Powerpoint
Got sick of Powerpoint. Yes. Another YES.

I thought I had escaped from it, saving my sanity with Apple's amazing
Keynote (part of its iWork suite, one of the original reasons I bought my first PowerBook). However, reality told me I haven't and probably can't.

Recently I have to attend lots of student seminar (not my own lab's seminar, almost everyone uses Keynote and blackboard here). Most of them with poorly made Powerpoint presentation. Oops, sorry, mostly there aren't presentation either. Most of them are slide-reading driods.

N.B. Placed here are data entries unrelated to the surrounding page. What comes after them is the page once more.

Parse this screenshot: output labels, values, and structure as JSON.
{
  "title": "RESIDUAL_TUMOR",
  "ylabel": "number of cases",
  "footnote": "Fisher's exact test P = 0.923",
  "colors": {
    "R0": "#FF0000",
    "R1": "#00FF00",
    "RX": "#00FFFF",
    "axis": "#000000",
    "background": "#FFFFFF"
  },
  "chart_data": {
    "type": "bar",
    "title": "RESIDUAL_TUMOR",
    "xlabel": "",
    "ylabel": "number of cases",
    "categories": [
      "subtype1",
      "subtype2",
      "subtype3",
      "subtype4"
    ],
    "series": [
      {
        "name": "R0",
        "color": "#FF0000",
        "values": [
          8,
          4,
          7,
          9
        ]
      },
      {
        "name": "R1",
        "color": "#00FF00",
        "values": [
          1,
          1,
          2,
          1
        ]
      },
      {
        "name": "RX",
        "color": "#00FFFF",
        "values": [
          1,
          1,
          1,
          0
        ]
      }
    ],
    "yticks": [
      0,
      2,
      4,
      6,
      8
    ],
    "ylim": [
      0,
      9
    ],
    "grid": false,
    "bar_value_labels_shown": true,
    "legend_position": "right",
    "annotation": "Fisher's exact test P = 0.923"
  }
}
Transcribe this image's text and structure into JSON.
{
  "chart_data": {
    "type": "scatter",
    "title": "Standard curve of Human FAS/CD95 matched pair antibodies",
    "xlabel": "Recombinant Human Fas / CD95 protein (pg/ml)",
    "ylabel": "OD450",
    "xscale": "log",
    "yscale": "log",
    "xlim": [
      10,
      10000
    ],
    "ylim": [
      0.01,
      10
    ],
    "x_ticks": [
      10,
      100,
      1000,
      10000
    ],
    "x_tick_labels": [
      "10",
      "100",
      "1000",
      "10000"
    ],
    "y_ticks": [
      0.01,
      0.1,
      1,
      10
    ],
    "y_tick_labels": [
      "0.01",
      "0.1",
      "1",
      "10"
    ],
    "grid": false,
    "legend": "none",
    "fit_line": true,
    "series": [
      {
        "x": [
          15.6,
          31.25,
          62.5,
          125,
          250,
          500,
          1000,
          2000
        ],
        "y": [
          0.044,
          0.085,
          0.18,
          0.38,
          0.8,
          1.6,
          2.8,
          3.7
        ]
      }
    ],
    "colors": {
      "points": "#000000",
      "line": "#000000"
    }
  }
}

I took a hard look at Powerpoint 2007 beta, from a Human-Computer Interaction and Usability point of view. I looked hard at the interface and how it dictates a user's workflow, and I found out something that shocked me.

In Keynote, here is the main interface (I turned on Text option, normally I use Icon-only here):

keynote

Things are pretty obvious. As someone who often give presentation & lecture, here are things I do the most: Add more slides, and Present it. I generally, from time to time, has to rearrange the view, change the theme for a certain slide, and use different master slide layout.

I looked at Powerpoint 2007, here's terror:


powerpoint1

What? Well, no wonder. Most students I saw in the seminar made their slides by pasting text from somewhere, most notably Word Documents and Web Sites. And where is the Present mode button?

I searched for it, and it is located near the bottom right of the screen. A tiny button, obscurity compared to the Paste panel:


powerpoint2

Well, no wonder. Student are NOT giving presentation. Not only students but lots of lecturers also teach by slide-reading and bullet-mumbling. Presentation is not important from Powerpoint perspective.

Powerpoint not only accounted for destroying one's ability to give present creatively, it also destroy imagination. No longer would one have to think creative and build the world up from a black backboard, no longer things will be visual. Everything is bulleted, listed, and worded. This encourages rote-memorization more than anything else.

So, if I have a chance to single out a worse source of disaster for this generation's level of education, creativity in work, and imagination, I'd single out Powerpoint without any hesitation.

[
Note to self: maybe you are just sick of seeing too much poorly-made presentations, too many slide-reading students (who probably seeing too many lecturers doing that), too many bullets.